As I said at the time: I was convinced the Covid cure was becoming far worse than the virus itself.

And the rest, 23 months on, is history.

Or is it?

I say it must not be. Scientific study after study proves that lockdown sceptics like me were right.

The damage wrought on society has been so great, but, what’s more, probably only prevented a tiny number of fatalities.

John Hopkins University just this month found lockdowns reduced deaths by only 0.2 per cent.

And, as we now know for certain, lockdown has caused thousands and thousands of deaths itself.

That’s why tonight I am launching The Lockdown Inquiry.

Over the next weeks and months on this show the world’s top experts, epidemiologists, politicians, commentators and ordinary folk who have had their lives destroyed by draconian lockdown policies will give evidence.

I fear the official Covid Inquiry will ignore the damage of the lockdown policy and the nudge unit propaganda which has left millions terrified.

The official narrative from the establishment is set: If Boris had locked down two weeks earlier and sealed the borders to turn the UK into a New Zealand-style hermit kingdom we would have avoided the worst of Covid and all would have been fine and dandy.

That narrative is a delusional fantasy.

The government and SAGE were told in July 2020 in a report drawn up by civil servants at the Department of Health, the Office for National Statistics and the Home Office that as many as 200,000 people could end up being killed by lockdowns from the impact of the measures and protecting the NHS in the medium to long term as a result of missed cancer diagnoses, cancelled operations and the health impacts of a recession.

And those stats are alarmingly starting to come true.

Lockdown killed 21,000 people in the first eight weeks of the pandemic, according to analysis from the University of Sheffield.

There were 4,785 more heart deaths between the start of the first national lockdown in March 2020 to October 2020.

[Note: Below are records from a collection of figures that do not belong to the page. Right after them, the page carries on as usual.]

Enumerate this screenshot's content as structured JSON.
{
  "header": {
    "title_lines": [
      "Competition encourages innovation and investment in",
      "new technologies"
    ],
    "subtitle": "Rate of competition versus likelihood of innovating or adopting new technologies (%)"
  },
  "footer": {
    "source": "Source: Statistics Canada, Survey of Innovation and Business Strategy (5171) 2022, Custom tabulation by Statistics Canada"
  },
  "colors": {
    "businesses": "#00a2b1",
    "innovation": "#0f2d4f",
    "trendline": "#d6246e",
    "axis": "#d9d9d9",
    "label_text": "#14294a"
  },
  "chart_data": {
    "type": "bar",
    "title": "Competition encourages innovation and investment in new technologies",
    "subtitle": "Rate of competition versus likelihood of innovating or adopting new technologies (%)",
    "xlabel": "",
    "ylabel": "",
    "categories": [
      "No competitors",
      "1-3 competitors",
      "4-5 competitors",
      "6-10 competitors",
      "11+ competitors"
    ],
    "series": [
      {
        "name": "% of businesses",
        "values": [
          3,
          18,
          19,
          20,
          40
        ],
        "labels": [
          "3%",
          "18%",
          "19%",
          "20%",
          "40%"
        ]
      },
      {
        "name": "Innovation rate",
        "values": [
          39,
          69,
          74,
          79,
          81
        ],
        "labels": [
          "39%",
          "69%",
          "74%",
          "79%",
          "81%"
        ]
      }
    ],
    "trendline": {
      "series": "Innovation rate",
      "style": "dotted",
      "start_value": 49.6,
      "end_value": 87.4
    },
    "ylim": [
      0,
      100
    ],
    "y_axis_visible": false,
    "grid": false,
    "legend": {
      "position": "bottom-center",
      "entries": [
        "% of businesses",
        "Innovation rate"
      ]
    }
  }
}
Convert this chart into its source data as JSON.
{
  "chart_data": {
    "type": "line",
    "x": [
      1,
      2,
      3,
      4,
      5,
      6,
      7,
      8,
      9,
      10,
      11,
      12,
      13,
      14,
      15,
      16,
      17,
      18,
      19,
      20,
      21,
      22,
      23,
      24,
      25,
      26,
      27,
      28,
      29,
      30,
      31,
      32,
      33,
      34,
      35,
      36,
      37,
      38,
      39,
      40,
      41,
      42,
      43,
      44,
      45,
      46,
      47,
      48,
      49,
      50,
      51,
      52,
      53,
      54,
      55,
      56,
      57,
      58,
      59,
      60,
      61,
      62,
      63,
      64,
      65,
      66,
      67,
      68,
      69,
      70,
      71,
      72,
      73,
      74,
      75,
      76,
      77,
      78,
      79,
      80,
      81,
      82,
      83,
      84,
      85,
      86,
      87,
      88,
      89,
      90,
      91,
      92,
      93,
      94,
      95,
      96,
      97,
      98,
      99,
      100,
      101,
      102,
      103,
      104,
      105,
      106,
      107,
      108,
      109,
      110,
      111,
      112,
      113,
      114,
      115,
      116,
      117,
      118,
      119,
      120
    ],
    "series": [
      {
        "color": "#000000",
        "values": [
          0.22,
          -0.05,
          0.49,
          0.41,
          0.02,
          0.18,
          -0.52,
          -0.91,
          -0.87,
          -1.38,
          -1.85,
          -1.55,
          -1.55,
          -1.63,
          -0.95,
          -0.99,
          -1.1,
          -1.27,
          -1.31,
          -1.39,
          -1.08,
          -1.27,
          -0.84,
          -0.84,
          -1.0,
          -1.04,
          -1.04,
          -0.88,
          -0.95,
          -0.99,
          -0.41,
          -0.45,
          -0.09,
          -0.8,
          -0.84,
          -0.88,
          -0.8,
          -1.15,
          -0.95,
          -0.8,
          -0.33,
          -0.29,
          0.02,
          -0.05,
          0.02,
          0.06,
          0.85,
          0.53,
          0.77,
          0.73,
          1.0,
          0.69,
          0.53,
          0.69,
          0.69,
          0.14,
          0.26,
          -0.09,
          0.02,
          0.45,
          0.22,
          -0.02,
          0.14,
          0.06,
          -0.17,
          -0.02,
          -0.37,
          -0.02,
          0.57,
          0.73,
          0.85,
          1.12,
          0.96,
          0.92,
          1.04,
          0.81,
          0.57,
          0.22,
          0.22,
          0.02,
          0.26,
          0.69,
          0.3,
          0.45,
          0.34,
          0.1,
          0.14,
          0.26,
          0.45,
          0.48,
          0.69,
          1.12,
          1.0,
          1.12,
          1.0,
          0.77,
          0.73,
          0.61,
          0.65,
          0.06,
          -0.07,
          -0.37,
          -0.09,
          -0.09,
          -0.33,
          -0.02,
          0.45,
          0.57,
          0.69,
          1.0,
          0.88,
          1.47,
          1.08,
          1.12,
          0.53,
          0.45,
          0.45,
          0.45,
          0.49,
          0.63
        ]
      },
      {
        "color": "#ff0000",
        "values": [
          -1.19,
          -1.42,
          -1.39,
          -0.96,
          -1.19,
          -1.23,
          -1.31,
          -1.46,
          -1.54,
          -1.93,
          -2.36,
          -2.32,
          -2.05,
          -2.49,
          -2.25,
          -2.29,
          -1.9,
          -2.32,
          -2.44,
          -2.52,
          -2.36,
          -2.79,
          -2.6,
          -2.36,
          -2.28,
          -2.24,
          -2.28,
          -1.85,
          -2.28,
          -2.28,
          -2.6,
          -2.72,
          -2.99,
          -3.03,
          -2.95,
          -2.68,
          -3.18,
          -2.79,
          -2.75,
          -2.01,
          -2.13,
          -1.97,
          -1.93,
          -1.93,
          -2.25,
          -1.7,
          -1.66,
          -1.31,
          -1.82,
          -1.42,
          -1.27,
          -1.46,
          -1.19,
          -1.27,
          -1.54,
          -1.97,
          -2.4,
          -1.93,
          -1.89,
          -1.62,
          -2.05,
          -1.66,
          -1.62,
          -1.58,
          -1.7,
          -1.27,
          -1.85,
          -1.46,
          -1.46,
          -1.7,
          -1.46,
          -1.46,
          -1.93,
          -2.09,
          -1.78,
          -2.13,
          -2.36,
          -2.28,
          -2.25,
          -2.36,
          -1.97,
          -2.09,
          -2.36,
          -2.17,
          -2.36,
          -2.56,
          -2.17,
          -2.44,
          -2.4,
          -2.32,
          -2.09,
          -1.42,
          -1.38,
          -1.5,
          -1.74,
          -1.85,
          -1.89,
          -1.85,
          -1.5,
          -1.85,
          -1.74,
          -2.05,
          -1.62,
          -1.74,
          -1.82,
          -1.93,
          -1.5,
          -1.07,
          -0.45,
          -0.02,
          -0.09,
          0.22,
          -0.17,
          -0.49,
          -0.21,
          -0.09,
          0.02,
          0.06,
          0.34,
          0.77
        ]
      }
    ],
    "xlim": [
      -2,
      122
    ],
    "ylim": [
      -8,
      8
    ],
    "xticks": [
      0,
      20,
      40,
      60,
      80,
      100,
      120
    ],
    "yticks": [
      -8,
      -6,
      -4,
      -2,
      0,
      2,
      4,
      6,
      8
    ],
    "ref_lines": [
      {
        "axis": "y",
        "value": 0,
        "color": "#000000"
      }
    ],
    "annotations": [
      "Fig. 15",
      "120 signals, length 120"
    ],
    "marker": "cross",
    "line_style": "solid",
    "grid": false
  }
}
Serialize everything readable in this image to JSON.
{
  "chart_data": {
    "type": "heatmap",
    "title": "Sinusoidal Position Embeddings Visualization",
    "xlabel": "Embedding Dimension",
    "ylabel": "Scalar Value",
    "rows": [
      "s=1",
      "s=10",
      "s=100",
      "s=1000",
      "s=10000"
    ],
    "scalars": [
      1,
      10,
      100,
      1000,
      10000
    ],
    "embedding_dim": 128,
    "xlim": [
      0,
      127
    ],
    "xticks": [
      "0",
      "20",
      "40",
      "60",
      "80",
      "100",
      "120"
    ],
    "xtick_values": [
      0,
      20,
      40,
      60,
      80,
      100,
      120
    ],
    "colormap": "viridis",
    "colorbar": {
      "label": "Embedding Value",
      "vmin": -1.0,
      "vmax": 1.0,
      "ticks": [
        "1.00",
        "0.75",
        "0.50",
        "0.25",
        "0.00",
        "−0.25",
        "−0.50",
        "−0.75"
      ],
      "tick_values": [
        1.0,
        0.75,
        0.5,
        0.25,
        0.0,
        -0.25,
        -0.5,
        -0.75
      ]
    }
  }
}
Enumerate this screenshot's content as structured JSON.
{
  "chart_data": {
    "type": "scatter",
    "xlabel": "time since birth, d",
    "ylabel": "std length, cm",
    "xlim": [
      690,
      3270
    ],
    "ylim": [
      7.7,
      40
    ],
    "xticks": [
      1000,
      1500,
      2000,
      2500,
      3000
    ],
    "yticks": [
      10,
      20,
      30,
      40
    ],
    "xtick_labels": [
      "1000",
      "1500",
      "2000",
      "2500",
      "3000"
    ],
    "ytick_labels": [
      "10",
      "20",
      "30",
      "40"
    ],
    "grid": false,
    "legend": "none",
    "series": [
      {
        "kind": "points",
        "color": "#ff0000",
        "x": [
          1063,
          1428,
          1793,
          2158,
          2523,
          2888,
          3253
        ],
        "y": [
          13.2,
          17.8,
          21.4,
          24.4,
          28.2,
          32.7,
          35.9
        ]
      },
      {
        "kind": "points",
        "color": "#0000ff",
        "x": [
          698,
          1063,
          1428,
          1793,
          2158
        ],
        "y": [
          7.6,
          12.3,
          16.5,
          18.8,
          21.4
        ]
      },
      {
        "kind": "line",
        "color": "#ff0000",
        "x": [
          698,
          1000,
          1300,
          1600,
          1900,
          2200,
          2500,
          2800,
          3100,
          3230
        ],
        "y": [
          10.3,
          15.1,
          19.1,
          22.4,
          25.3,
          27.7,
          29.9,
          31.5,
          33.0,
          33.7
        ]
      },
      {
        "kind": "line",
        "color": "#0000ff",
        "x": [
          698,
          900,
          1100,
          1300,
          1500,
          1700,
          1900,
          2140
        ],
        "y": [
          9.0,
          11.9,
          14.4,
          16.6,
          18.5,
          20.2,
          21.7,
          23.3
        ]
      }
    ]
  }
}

There were an extra 1,400 alcohol deaths in 2020.

Not to mention the cancer crisis that will kill tens of thousands.

But these are all human tragedies, too.

There’s Ruth Jones, an elderly lady who died following a fall in isolation at a care home.

There’s Angela Winter who took her own life on the streets after she and her husband Michael were made homeless during lockdown.

There’s Anthony Williamson who died on his birthday at sea with coast guard cover reduced because of the pandemic.

There’s Sgt Paul Hills, a veteran suffering from mental health problems who took his own life after his care was moved to virtual appointments

Much of the blame for how we got here lies with the British broadcast media – the BBC, ITV News, Good Morning Britain, Sky News and Channel 4 News – which has never questioned the efficacy of lockdown, only demanded harder, longer restrictions on their viewers’ lives.

So this Inquiry will rightly examine the media as we go on too.

Rest assured, the lockdown zealots, like former Health Secretary Matt Hancock, have also been invited to give evidence because at GB News we always hear from both sides of the argument.

So the Lockdown Inquiry begins today and, of course, I want our amazing army of viewers to be a part of it.

I’ve had hundreds of messages over the weekend from you, reminding me to look into many shameful aspects of the lockdown, from the hell inflicted on Leicester to the political approach of Nicola Sturgeon to the unimaginable cruelty of the funeral industry during the Covid era where relatives were banned from seeing their loved ones who had passed on.

We will be covering all of this as the Inquiry continues and I would like to hear your stories too.

You know where to find me: @danwootton on Facebook, Twitter and Instagram.

And dan@gbnews.uk on email.

Lockdowns don’t work. They never did. And they must never happen again.